A New Dating Method Using Magnetic Declination
Extracted from Historical Sources
Date : Wednesday, 17 April 2019Time : 10:00 am – 11:30 am
Venue : ISEAS Seminar Room 2
About the Lecture
The magnetic north pole is a moving point at the Northern Hemisphere and is crucial to maritime navigation. The information on the magnetic north has been found encoded in ancient travel notes, rutters (mariners’ notes), and nautical charts. As the position of magnetic north moves slowly from east to west and vice versa every few hundred years, it has provided scholars with useful data to date materials which contain compass bearings.
In this talk, the dates of the compass bearings which have been recorded in certain rutters and nautical charts are identified. The Southeast Asian location which ancient Chinese navigators visited most often is singled out and used as an example to show how this method works. The historical magnetic north information for this location is first compiled in chronological sequence.

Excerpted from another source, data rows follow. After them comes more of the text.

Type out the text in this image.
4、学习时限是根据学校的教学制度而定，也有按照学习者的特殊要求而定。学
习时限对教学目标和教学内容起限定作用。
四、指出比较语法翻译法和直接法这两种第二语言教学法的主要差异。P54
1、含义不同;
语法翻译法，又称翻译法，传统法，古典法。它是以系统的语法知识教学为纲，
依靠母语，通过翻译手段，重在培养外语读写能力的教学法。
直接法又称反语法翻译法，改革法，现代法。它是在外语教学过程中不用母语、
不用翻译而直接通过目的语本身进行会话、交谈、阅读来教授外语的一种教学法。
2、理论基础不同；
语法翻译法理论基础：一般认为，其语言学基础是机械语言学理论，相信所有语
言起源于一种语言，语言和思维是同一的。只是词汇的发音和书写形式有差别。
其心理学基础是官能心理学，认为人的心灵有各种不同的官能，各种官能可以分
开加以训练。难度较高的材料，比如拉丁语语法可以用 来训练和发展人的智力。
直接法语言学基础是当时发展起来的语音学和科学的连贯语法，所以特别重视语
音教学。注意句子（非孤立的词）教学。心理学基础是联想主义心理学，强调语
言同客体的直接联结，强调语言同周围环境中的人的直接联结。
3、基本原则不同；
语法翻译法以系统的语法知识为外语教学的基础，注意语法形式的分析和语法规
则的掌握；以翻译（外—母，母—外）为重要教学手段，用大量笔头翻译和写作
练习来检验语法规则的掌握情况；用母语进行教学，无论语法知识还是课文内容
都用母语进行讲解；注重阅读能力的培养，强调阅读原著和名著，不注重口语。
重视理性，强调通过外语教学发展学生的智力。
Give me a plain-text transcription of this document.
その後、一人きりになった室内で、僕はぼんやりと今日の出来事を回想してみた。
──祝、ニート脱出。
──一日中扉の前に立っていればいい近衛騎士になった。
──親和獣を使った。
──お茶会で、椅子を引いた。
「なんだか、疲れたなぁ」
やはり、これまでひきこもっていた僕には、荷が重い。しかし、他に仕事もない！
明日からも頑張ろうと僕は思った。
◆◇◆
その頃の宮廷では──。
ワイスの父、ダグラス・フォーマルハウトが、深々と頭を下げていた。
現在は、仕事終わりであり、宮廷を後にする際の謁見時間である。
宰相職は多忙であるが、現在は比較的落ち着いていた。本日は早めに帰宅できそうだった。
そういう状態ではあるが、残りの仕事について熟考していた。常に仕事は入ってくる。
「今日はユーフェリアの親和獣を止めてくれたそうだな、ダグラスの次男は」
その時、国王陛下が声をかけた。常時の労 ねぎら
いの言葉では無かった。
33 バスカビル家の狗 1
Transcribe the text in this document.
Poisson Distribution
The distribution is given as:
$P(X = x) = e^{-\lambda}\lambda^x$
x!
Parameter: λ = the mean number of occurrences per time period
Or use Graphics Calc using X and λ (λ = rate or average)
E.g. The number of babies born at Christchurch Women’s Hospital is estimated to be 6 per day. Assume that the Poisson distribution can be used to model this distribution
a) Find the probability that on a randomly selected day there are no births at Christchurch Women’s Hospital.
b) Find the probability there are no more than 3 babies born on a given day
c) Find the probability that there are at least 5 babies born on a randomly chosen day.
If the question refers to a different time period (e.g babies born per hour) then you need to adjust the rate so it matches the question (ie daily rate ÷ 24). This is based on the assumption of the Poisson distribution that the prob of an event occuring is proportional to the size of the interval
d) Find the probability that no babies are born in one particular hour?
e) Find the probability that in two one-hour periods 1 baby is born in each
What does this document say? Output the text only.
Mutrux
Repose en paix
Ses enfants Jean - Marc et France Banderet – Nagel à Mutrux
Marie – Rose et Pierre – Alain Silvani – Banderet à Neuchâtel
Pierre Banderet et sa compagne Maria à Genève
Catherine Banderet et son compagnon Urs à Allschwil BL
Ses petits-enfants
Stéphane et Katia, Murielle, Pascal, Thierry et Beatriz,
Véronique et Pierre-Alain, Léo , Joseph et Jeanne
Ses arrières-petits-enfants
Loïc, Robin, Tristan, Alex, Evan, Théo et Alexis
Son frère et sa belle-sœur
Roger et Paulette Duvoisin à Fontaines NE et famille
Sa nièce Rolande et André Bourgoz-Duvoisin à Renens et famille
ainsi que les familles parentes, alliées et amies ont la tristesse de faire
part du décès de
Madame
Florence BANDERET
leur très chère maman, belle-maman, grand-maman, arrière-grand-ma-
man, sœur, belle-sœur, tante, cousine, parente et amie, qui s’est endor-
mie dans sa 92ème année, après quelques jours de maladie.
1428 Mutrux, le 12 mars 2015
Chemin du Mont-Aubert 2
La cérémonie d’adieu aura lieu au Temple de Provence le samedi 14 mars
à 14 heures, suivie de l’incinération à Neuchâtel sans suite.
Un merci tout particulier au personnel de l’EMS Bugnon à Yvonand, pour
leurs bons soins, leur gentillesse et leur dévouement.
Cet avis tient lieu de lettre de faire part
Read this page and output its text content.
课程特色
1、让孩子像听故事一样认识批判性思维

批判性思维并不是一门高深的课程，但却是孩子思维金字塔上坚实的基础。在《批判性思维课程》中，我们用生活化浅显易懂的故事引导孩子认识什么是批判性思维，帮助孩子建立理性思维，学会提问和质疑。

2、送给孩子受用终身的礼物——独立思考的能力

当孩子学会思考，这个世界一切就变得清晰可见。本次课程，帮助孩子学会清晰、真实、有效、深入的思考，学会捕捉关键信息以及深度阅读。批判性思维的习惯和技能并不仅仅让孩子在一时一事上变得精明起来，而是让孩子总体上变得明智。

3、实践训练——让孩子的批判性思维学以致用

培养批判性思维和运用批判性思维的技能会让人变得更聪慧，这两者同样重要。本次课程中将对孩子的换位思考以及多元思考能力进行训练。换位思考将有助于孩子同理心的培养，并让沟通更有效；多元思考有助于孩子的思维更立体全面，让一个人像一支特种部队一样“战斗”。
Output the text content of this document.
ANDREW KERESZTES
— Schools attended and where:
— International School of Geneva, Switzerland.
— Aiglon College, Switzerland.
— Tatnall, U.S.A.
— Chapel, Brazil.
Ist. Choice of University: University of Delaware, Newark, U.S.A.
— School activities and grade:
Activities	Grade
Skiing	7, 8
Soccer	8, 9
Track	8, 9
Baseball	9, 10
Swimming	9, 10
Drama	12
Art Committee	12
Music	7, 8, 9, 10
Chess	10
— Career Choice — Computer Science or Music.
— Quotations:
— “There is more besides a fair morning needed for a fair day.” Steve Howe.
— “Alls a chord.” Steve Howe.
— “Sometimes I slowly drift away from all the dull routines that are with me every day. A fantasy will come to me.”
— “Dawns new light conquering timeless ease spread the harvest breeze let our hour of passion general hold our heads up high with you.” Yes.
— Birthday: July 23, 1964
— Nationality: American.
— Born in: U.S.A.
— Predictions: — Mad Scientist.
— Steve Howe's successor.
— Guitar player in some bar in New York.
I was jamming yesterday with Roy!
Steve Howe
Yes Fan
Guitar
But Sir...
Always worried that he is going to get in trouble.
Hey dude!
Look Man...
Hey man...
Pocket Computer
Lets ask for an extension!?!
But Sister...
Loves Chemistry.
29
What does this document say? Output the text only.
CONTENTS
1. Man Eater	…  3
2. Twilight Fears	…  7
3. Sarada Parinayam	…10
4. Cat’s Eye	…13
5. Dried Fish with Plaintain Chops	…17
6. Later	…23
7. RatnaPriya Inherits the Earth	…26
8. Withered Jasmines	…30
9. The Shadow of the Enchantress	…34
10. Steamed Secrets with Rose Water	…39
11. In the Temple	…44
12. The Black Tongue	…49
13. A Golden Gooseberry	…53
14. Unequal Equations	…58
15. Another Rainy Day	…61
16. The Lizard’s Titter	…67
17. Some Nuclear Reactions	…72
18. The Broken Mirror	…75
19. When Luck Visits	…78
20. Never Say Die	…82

To date a compass bearing recorded in historical material, the figure from these materials is compared with the compiled historical magnetic north information. The date of the nearest magnetic north figure on the list shows when the compass bearing was taken. This dating method can be used for maps, rutters, text records, and archaeological sites or structures which were oriented to particular compass bearings. This dating method becomes useful when other dating methods, such as carbon-14, are not applicable.
About the Speaker
Dr Tai Yew Seng is Visiting Fellow at NSC. He is an archaeologist and specialises in excavating and handling ceramic from kiln sites, shipwrecks, ruins and tombs, as well as Southeast Asian maritime trade with China. His current project is on Chinese navigation charts and texts. He was a Research Fellow at the Earth Observatory of Singapore, Nanyang Technological University (NTU), and was involved in the Aceh Geohazard Project which collected and analysed over 52,000 pieces of ancient ceramics sherds. He has taught courses on Chinese culture and lectured on material
culture at the Chinese Department at NTU and the National University of Singapore. He has authored a number of papers and book chapters on ceramic archaeology and maritime trade in English and Chinese.